Wenn die Schulleiter jedoch darüber nachdenken, wie ein Neubau aussehen könnte, kommen sie beinahe ins Schwärmen. „Es wäre sehr schön, wenn wir ein Gebäude haben, in dem wir nicht so viel improvisieren müssen“, sagt Germes. Einen eigenen Gebäudeteil für die Unterstufe mit Spielplatz, eine andere Ecke für die Oberstufe mit Chillout-Area, große Klassenzimmer und Fachräume – genug Ideen gibt es. „Schule ist auch immer ein bisschen Improvisationstheater, das macht auch ein wenig den Reiz aus“, sagt der Leiter. „Aber mehr Platz, kürzere Wege, mehr Beratungsmöglichkeiten, ein Forum für kleine Feiern, das wäre schön.“ Zusammen mit einigen Kollegen arbeite man an den Wünschen und Ideen für das neue Gebäude.

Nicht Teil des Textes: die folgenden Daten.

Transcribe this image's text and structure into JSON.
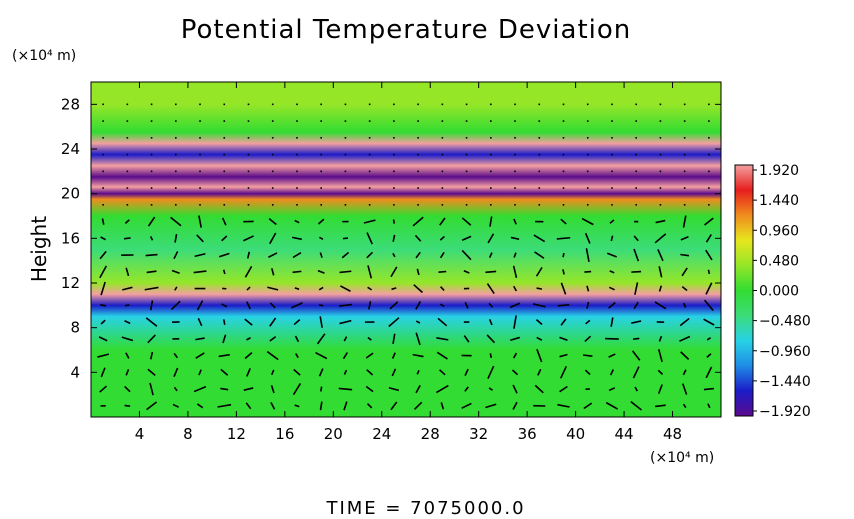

Anna Kryscio will aber mit einigen Plänen nicht auf ein neues Gebäude warten. Sie hat sich vor allem dem Thema Digitalisierung gewidmet. Smartboards in allen Klassenräumen, eine digitale Anzeige des Vertretungsplans und den multimedialen Unterricht möchte sie vorantreiben. „Das sind alles Projekte, die wir jetzt umsetzen und auch in ein neues Gebäude mitnehmen können“, sagt die Konrektorin. „Wir können uns nicht zurücklehnen und auf eine neue Schule warten, wir haben auch eine Verantwortung gegenüber den Schülern, die jetzt hier sind.“

Da ist aber auch das Thema Nachhaltigkeit, das Schüler wie Lehrer beschäftigt. „Das Bewusstsein für die Umwelt ist größer denn je“, sagt Rudi Germes. „Da wollen wir auch als Schule und Lehrer ein gutes Vorbild sein.“ Mit den Schülern arbeite man im Unterricht schon Ideen aus, wie man im Gebäude das Heizen, die Müllproduktion und den Wasserbedarf optimieren könnte.

Beibehalten möchte vor allem Rudi Germes die gute Stimmung, die am FSG herrsche. „Wir leben davon, dass wir jeden Schüler hier kennen. Das wäre bei einer sechszügigen Schule nicht möglich“, sagt der Schulleiter. Auch die direkte Nachbarschaft zum LMG sei gut für die Qualität an beiden Gymnasien. „Wir müssen uns jedes Jahr neu beweisen. Konkurrenz belebt eben das Geschäft“, sagt Anna Kryscio.